Of Horses and Men remporte le Golden Iris Award
Of Horses and Men est le film qui a remporté le Golden Iris Award : une surprise pour le moins désarçonnante… en regard de l’excellente qualité des autres films placés en compétition. Et de nous demander ce qui a motivé un tel choix pour ce film islandais, plus proche du documentaire que de la fiction. Seraient-ce ces petites fables d’hommes et de femmes qui s’observent à la jumelle et dont les reflets sont filmés à travers les grands yeux de ces chevaux, appelés islandais, qui ont attendri les membres du jury ? Sommes-nous demeurés insensibles à quelques traits d’humour qui en ont fait (sou)rire certains ? Serions-nous restés hermétiques à un intérêt cinématographique totalement innovateur et tellement original qu’il aurait échappé à notre entendement ?

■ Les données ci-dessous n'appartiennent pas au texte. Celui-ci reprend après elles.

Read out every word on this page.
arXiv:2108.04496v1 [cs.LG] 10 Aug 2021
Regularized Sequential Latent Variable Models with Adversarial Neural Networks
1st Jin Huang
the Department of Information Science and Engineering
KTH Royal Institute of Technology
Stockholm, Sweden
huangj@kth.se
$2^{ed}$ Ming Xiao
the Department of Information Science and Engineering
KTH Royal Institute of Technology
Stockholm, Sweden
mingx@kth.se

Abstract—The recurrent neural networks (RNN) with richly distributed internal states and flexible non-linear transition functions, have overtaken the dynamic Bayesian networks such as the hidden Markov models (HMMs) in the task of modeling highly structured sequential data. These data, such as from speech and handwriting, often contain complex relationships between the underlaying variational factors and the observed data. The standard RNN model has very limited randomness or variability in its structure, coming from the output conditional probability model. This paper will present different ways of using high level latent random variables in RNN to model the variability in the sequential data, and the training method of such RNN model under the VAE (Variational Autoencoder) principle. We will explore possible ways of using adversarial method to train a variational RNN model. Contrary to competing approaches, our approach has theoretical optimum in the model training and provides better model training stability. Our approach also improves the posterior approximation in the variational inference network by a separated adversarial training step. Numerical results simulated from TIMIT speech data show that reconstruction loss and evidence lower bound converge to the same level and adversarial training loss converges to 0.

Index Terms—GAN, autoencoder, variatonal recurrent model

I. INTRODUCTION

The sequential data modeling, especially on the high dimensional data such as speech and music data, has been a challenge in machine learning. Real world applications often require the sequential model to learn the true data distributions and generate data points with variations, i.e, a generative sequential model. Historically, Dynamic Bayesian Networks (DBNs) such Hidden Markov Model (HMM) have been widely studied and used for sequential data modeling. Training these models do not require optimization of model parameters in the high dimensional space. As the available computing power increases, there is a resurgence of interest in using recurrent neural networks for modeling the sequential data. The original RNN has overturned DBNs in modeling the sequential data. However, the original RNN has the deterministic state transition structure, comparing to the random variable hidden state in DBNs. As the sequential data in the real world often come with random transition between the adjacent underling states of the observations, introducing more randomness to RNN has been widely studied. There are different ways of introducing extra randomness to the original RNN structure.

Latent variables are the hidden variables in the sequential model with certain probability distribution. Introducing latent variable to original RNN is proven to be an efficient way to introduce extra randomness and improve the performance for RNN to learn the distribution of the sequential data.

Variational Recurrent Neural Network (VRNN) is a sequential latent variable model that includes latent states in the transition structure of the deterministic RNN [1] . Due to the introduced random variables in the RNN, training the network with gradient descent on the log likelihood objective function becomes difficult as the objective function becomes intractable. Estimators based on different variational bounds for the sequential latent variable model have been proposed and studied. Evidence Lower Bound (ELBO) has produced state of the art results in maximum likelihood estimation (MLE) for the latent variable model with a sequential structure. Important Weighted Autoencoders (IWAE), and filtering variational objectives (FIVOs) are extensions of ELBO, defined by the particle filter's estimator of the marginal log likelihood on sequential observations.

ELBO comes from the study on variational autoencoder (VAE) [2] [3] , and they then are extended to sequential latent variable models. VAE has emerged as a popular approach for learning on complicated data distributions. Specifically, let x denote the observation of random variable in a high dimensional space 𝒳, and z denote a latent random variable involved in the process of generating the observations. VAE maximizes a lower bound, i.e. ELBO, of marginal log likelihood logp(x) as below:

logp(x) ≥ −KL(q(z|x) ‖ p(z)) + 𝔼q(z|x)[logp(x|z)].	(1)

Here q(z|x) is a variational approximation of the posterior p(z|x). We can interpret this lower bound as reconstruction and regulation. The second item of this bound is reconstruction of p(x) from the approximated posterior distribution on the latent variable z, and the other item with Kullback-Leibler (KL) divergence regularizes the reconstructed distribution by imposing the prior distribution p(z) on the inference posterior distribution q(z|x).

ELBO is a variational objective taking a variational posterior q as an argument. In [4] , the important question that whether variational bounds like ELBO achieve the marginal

The Reunion : Trois prix décernés à un film qui joue sur une triple mise en abyme
La réalité des faits : l’artiste plasticienne suédoise Anna Odell apprend qu’elle n’a pas été invitée à une réunion d’anciens camarades de classe.
Victime de harcèlement collectif (bullying) dans le cadre scolaire par le passé, elle s’intéresse à la dynamique de groupe et à son impact sur l’évolution de ses membres, notamment en termes de hiérarchies.
L’idée du film : N’ayant pas eu l’occasion de rencontrer ceux qui lui ont fait subir brimades et humiliations, elle décide de faire un film en deux volets, l’un reposant sur la fiction, l’autre sur la docu-fiction.
La fiction : Fruit de l’imaginaire de Anna Odell, la fiction met en scène ce qu’il serait advenu si elle avait été présente à cette fameuse réunion de retrouvailles. Jouant son propre rôle, Anna Odell s’adresse à ses anciens camarades (incarnés par des comédiens professionnels) pour leur faire part de la lutte constante qu’a été la sienne pendant ses années scolaires. La fiction mène au drame.
La docu-fiction : Entourée par une équipe, Anna Odell tente de rencontrer ses anciens « amis » et de les confronter au film qu’elle a mis en scène.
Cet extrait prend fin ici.